My name is Adrian, I am now 31 years old and I'm going back to Europe. Good luck to you all.

Adrian in Bangkok


Find your niche

Find your niche

30 years ago I first started teaching at a small language centre and was paid just 100 baht per hour. The place eventually closed down and teachers scrambled to find new schools. I went out and bought a nice pair of strides and two quality shirts and then told everyone my fee was 1.000 an hour. My colleagues said it was impossible. My fees soon ranged from 1,000 up to 2,600 baht per hour. I was a good teacher and I got clearly notable results. Rich Thai families were all but fighting over my time and I made well over 100,000 working just four days a week. There’s money out there. You just have to find your niche, or create one.

Reece


Twenty five years of low wages......why?

In 1994, the balance of 'power' tilted slightly in favor of the employer. The applicants were mostly older white males desperate to stay, there weren't that many Filipinos and other nationalities hadn't yet figured out how easy it was to con your way into a job here...

Fast forward a quarter of a century and the balance of power is still in favor of the employer but by a much larger margin.

While it's true that there are a lot more schools and businesses that are looking for 'teachers', the number of people wanting to fill those roles has absolutely exploded.

Also, in 1994, there was a lot less enforcement of the regulations and almost anyone could find work of some kind or another.

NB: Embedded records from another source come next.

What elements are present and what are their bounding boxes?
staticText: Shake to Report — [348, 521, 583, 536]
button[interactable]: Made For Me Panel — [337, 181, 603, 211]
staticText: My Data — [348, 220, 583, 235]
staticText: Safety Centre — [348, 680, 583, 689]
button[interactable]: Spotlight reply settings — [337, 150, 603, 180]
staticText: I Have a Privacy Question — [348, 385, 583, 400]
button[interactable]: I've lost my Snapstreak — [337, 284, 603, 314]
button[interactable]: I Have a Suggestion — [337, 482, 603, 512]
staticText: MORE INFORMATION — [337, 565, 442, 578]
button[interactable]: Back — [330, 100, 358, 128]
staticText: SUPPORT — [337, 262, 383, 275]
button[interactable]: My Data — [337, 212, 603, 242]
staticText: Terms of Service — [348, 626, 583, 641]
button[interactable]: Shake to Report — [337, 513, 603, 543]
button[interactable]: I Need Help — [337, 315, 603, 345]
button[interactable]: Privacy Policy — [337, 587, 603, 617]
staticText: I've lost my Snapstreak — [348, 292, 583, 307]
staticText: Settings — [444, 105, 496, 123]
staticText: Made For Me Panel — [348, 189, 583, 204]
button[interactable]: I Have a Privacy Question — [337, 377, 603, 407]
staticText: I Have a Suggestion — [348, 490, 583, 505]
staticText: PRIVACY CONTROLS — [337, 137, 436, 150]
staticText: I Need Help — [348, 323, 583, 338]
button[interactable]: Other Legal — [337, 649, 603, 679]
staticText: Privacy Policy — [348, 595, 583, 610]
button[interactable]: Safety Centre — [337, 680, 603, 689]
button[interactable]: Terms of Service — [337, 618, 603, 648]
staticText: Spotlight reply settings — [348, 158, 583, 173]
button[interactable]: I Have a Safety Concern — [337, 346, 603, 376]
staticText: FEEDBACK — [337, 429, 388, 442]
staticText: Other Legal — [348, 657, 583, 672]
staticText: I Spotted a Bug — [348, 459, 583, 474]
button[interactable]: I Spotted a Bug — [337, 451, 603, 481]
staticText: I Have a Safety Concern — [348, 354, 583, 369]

As word of this got out, the pool of (un)talent spilled over from mostly white men to pretty much anyone who didn't look they were from Thailand. This includes a generation of braver women who were willing to 'give it a go'.

Right now there are plenty of jobs all year round, but the competency of the labor force is at an all-time low. Basically, parents are being conned into paying for unskilled people at unskilled wage levels.

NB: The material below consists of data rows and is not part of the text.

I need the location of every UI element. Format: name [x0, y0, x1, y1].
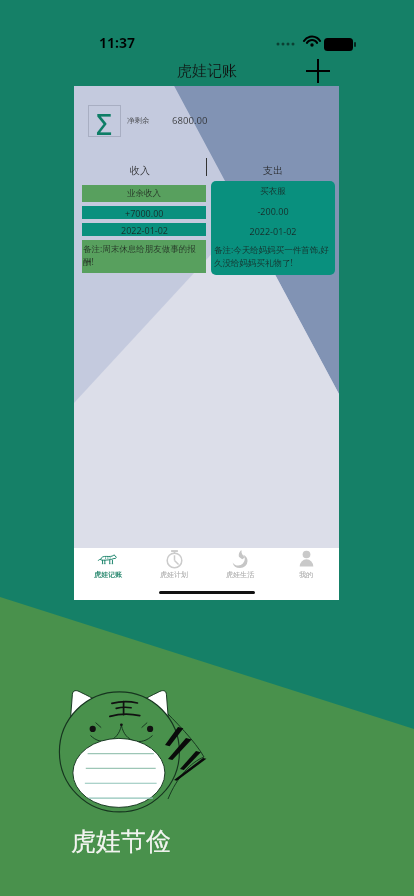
staticText: 虎娃计划: [160, 570, 188, 579]
button[interactable]: 虎娃生活: [207, 548, 273, 584]
staticText: 2022-01-02: [121, 224, 168, 236]
button[interactable]: 收入: [74, 155, 206, 185]
button[interactable]: 虎娃记账: [74, 548, 141, 584]
staticText: 我的: [299, 570, 313, 579]
staticText: 备注:今天给妈妈买一件首饰,好久没给妈妈买礼物了!: [214, 244, 332, 269]
staticText: 虎娃记账: [94, 570, 122, 579]
staticText: 净剩余: [127, 116, 150, 125]
staticText: 6800.00: [172, 114, 208, 127]
staticText: 虎娃节俭: [71, 826, 171, 857]
button[interactable]: 我的: [273, 548, 339, 584]
button[interactable]: 支出: [207, 155, 339, 185]
staticText: 备注:周末休息给朋友做事的报酬!: [83, 243, 206, 268]
button[interactable]: Add: [304, 57, 332, 85]
staticText: 业余收入: [127, 188, 161, 199]
button[interactable]: 业余收入: [82, 185, 206, 273]
staticText: 11:37: [99, 33, 135, 52]
staticText: 支出: [263, 164, 283, 177]
button[interactable]: 买衣服: [211, 181, 335, 275]
staticText: +7000.00: [125, 207, 164, 219]
staticText: 收入: [130, 164, 150, 177]
staticText: Σ: [96, 105, 113, 137]
staticText: 买衣服: [214, 186, 332, 197]
button[interactable]: 虎娃计划: [141, 548, 207, 584]
staticText: -200.00: [214, 205, 332, 217]
staticText: 虎娃生活: [226, 570, 254, 579]
staticText: 2022-01-02: [214, 225, 332, 237]
staticText: 虎娃记账: [177, 62, 237, 81]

The smart ones will have started at the low end and quickly worked their way up through either commonsense, ambition or re-training. But that still leaves a big pile of poo at the bottom which no amount of disinfectant can flush away...

...thus no real wage increases! ?

Mark


There's nothing wrong with playing favourites

There's nothing wrong with playing favourites

Almost all of the literature and advice about teaching kids says you shouldn't play favourites... and I think that's wrong!

I mostly 'play favorites' because I only see my students once a week, but I do it for other reasons, too. It's a balancing act... I sometimes favour the enthusiastic kids, because I think they'll enjoy the class more and benefit from my extra attention in the long run. I sometimes favour the restless kids at the back, because I think that sometimes, a jolt of attention might flip a switch that makes them keener and more attentive to learn.

I favour girls more than boys when the class becomes restless... because if the girls are talking when they shouldn't be, there's a good chance it's about what 'I' am doing. If the boys are chatting out of turn it's probably because of what 'THEY' are doing!

In Thailand, most large (40+) classes are overloaded with under-performers. When your time is at a premium you have to share it judiciously among the crowd. So you have to make hard choices. Students also have different 'roles' to play which can help you to be a better teacher. Some kids will lead the chorus and some will mouth the words that they don't know!

Like I say, it's a balancing act. Some of the quiet kids can surprise you with how much they've actually listened to and retained, so I try not to overlook these kids... which is hard to do, because the quiet kids are almost invisible to the teacher. Asking questions to kids who you know will answer correctly the first time can often help the unsure kids to raise their hands, because they've seen it done and that's how they would have answered... so they think, why not have a go. There's also a lot of in-class 'mentoring' going on where kids feed each other the answers. I used to find this exasperating, but I've learned that, actually, this can be an awesome tool, if it's managed correctly.

In an industry where we are mostly under-paid, under-appreciated, give yourself a good slap on the back for going against the grain and doing things YOUR way!